Just in Time for the 250th Anniversary of Republic to Degeneracy
By Steve Kendall
I’ve often wondered about the morbid envy, malice, and blood-lust that inspired Julia Ward Howe to write the words of one of the most terrible songs ever sung, the perennially popular "Battle Hymn of the Republic," which, I hope, owes its popularity to the stirring music she thieved when she set her words to it. This National Socialist article, which tells the simple truth about the song and the hate-filled anti-White hag of a woman who wrote the words, should never be forgotten.
Whenever I heard a Southern voice or a
Southern band giving vent to that despicable Battle Hymn of the Republic I
wince. And then I wonder. I wonder if the renderers are plain stupid or if they are maliciously anti-White. That song is the
most venomous ever written. The heart of it, if you will listen to its
words, expresses the determination of its author to destroy Southern White
people. And yet, today, Southern bands -- public-school bands, mostly --
are to be heard thumping away at the evil thing. Recall its phrases: ...
“(W)e will trample out the vineyards where the grapes of wrath are
stored"..."let us die to make men free"..."as we go marching on". "Those
"grapes of wrath" are you, my Aryan friend, if you are
an honorable Aryan-White person, you are the one to be
trampled.
Let me tell you the story. Julia Ward Howe, the old biddy who wrote those lyrics, was a strange admixture of sex, piety, poetry, reform, and professional busybody. As such, she was the quintessence of a Victorian breed of cat indigenous to the North during the middle years of the Nineteenth Century. Such as she was known as an Abolitionist who were responsible for more "trampling" than any sect in this nation's history. The war of Northern Aggression against the South began in April of 1861. Some seven months later this roving eyed woman was to be found in Washington, whisking in and whisking out of a soldier's tent and that, at age 42, Julia Ward had come down from her Boston home to "minister" to "the boys." Between "ministrations," she holed up at the Williard hotel and there -- there or in some tent or another, the evidence is not clear -- one November night, that first year of the war, she put her feelings to paper. The thought behind her hateful words has been marching ever since.

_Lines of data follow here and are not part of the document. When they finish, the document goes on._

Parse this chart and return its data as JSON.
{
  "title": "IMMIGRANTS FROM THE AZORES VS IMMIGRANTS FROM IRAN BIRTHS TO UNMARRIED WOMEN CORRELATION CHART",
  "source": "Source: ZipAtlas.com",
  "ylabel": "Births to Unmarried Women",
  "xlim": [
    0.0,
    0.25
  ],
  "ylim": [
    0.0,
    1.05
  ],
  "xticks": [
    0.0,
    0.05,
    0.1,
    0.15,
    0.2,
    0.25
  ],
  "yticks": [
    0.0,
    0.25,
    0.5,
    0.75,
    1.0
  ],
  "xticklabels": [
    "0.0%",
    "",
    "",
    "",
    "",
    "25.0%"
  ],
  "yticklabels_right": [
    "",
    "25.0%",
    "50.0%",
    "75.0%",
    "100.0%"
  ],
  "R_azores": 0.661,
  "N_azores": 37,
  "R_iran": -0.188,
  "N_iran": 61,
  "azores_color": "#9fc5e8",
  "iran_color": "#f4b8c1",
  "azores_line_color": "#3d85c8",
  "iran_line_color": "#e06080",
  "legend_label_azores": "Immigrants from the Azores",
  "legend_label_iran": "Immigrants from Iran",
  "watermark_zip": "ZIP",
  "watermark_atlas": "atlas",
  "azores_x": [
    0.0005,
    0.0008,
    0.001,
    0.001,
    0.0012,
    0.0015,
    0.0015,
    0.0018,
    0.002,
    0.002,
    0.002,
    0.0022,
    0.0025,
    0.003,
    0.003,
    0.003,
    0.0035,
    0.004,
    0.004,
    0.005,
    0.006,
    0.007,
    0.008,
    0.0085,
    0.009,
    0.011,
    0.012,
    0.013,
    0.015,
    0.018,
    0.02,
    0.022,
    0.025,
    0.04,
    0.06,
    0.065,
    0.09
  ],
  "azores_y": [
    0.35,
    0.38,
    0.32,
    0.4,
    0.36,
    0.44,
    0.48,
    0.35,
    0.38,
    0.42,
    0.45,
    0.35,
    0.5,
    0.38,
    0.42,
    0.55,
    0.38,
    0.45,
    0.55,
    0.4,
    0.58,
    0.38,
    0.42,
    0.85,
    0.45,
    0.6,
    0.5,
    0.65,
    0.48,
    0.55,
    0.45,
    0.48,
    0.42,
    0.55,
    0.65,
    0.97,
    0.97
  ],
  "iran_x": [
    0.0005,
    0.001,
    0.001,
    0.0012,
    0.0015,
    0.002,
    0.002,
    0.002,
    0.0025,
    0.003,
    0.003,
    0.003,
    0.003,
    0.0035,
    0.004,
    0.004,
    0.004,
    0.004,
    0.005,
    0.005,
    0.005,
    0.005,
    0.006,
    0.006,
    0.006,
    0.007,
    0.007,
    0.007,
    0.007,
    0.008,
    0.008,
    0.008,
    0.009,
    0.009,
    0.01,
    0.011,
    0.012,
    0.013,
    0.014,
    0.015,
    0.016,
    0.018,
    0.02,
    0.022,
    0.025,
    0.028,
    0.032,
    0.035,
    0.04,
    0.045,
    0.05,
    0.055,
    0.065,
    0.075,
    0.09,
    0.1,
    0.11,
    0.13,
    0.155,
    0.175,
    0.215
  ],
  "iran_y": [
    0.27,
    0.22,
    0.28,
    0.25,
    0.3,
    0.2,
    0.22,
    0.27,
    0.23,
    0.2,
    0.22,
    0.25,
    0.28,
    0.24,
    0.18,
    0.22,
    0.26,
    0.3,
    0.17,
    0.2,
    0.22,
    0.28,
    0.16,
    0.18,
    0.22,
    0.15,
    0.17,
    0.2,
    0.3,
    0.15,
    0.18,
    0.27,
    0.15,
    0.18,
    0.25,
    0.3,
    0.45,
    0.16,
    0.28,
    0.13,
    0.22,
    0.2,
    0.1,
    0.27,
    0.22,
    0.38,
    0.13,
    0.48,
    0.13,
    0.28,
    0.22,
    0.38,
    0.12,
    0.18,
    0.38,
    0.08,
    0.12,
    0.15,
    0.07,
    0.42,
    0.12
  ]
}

The composition, itself, is strictly second rate-stuff -- as, indeed, was Julia -- and had there been only words, it is likely once her "poem" was published, that would have been the end of it. But there was the music, too, and that was the difference. It is a stirring martial melody. And so, piggy-back, stirring music has kept alive Julia Ward Howe's words of hate. Oddly enough, nobody knows who wrote the tune. Like the Ministering Angel, herself, the music has a clouded history. So far as I can learn, it was first known as a Methodist hymn, Brother Will You Meet us”? Later, as Hallelujah. Sumter had been fired on the preceding April. Perhaps a month after that, in May, at a flag-raising ceremony at Fort Warren near Boston, the old hymn was sung to different words.
The new lyrics honored a recently departed victim of a straight-shooting Confederate. As a patriotic, war-time tune, it caught on. That version became known as John Brown's Body (not the John Brown of Harper's Ferry infamy). Months later, somebody replaced John Brown with Julia's "poem" and there we have it. I offer the true significance behind today's use of the song is to be seen in the fact that it is not sung under its original words or title but as “The Battle Hymn of the Republic.” Such is the legacy of an anti-White hate-filled old hag; her dung words go marching on.
None of this information is obscure. I am equally confident those creepy little Communist vixens in our Southern public schools who teach it to their students do so with malice aforethought. Believe me, we've got a passel of weevils working on our corn meal. So, next time you hear the repulsive thing, ask whoever is in charge if they know its significance. When they deny such knowledge, tell them the story I have told you and watch their "surprised" reaction. Suggest they try “Dixie.” Observe their reaction then.